Louie, bounding through the snow.
After running around most of the day Thursday, he's been asleep for three days.
A picture of our neighbor that Carolyn apparently shot with my camera while we were selling Girl Scout cookies (I know I certainly didn't take this picture!)
The plow that came down the street immediately after we returned home from walking a mile in knee-deep snow. Excellent timing since we were on the quest for a major cardio workout!
Building a snowman.
The snow was so deep, the children couldn't even sled on it without their sled sinking. So I grabbed a sled and laboriously made a course that I then carefully sloped and built up on either side with walls so it resembles the bobsled track of the Olympics. By Friday morning, this track was so slick it would carry the screaming rider all the way to the bank of the creek. I'm sure I burned more calories making that track, and hiking up and down the hill most of the day, than I burned when I ran a marathon in 2009.
The bank of the creek.

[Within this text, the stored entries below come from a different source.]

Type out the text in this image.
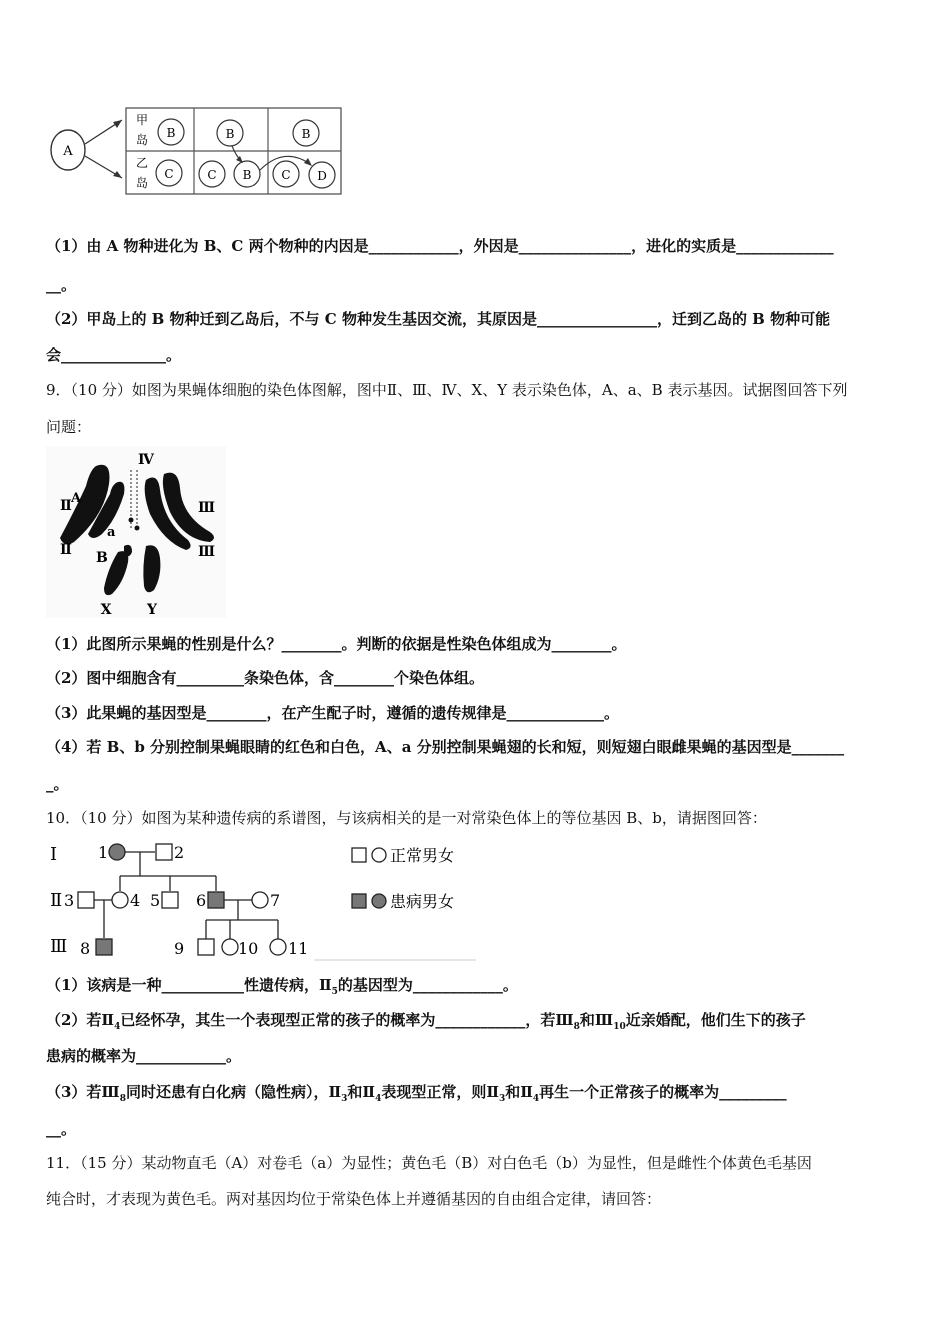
A
甲
岛
乙
岛
B	B	B
C	C B C D
（1）由 A 物种进化为 B、C 两个物种的内因是____________，外因是_______________，进化的实质是_____________
__。
（2）甲岛上的 B 物种迁到乙岛后，不与 C 物种发生基因交流，其原因是________________，迁到乙岛的 B 物种可能
会______________。
9．（10 分）如图为果蝇体细胞的染色体图解，图中Ⅱ、Ⅲ、Ⅳ、X、Y 表示染色体，A、a、B 表示基因。试据图回答下列
问题：
Ⅳ
Ⅱ A
a
Ⅱ
Ⅲ
Ⅲ
B
X	Y
（1）此图所示果蝇的性别是什么？________。判断的依据是性染色体组成为________。
（2）图中细胞含有_________条染色体，含________个染色体组。
（3）此果蝇的基因型是________，在产生配子时，遵循的遗传规律是_____________。
（4）若 B、b 分别控制果蝇眼睛的红色和白色，A、a 分别控制果蝇翅的长和短，则短翅白眼雌果蝇的基因型是_______
_。
10．（10 分）如图为某种遗传病的系谱图，与该病相关的是一对常染色体上的等位基因 B、b，请据图回答：
Ⅰ
Ⅱ
Ⅲ
1	2
3	4 5 6	7
8	9	10 11
正常男女
患病男女
（1）该病是一种___________性遗传病，$Ⅱ_5$的基因型为____________。
（2）若$Ⅱ_4$已经怀孕，其生一个表现型正常的孩子的概率为____________，若$Ⅲ_8$和$Ⅲ_{10}$近亲婚配，他们生下的孩子
患病的概率为____________。
（3）若$Ⅲ_8$同时还患有白化病（隐性病），$Ⅱ_3$和$Ⅱ_4$表现型正常，则$Ⅱ_3$和$Ⅱ_4$再生一个正常孩子的概率为_________
__。
11．（15 分）某动物直毛（A）对卷毛（a）为显性；黄色毛（B）对白色毛（b）为显性，但是雌性个体黄色毛基因
纯合时，才表现为黄色毛。两对基因均位于常染色体上并遵循基因的自由组合定律，请回答：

I stood here for a long time, soaking in this view while the snow continued to gently fall and I thought about how perfectly awesome this moment in time is, and how I needed to sear it in to my memory to last forever.
Building an igloo.
Smiles upon hearing the news that school would be canceled on Friday, too. (Yes cousin Michael, the coat I'm wearing is the one you outgrew and sent to our children. But until they're big enough to wear it - it's been added to my wardrobe. Rock it, Spyder!)
Charlie, on Thursday night, when the snow started to fall again and we accumulated another two-inches before Friday morning. Notice he's now wearing long pants...
Although his shoes are missing. So too is part of his mind, says his easily chilled wife who was wearing snow pants, wool socks, and boots that were embedded with heat warmers.
I love the snow, though ... and so long as you have the correct gear and attitude, wish we could get another foot. Or four.
I'm supposed to be in Lake Tahoe this week, at the annual meeting for our business group.
Instead, I'm at home. I made the decision to miss this meeting on Sunday, when Henry, who has been dealing with an infection of the relatively benign, but very troublesome molluscum contagiosum for the past 18-months, developed some frightening complications from a secondary infection over the weekend. Ultimately, I decided that at this moment in time, my little one needed me more than my business group needed me. Even if my business group consists of some of my dearest friends, and they are meeting in one of the most beautiful places in the United States, and going on what will be an amazing snowshoeing expedition as part of a team building event. On Monday, I had Henry in to see a pediatric dermatologist and by this morning, he was feeling better.
(So, too, was my heart!)
I had no idea when I canceled my trip that a few days later, tonight, we'd be bracing for what is supposed to be the largest snowstorm since Snowmageddon in February of 2010. See, we didn't move to northern Virginia until July of 2010, so we completely missed the awesome snowstorms that pummeled the region earlier that year. As I've written about every winter since we've moved here - we feel like we are constantly robbed of the snowstorms that cruelly track north, south and just a gnat's eyelash to the west of us. This year has been different though. There have been some FANTASTIC snowstorms that have caused offices and schools to close, and our children to rejoice! in sledding and snowman making. Ah, but I've missed every one of those storms because of my frequent travel.
But not tonight! Tonight, I am here!
With four (relatively) healthy children, a refrigerator full of food, a woodpile stocked to the top, candles and matches, flashlights and batteries, games galore, schools that have been preempteively canceled, and enough arts and crafts projects to last us through Easter ... we are ready. (My southern California-blooded husband was just telling me that he is tired of wearing pants every day and misses wearing shorts. With temperatures in the 20's and 10-inches of snow expected, I suspect he might be missing them for a bit longer, yet.)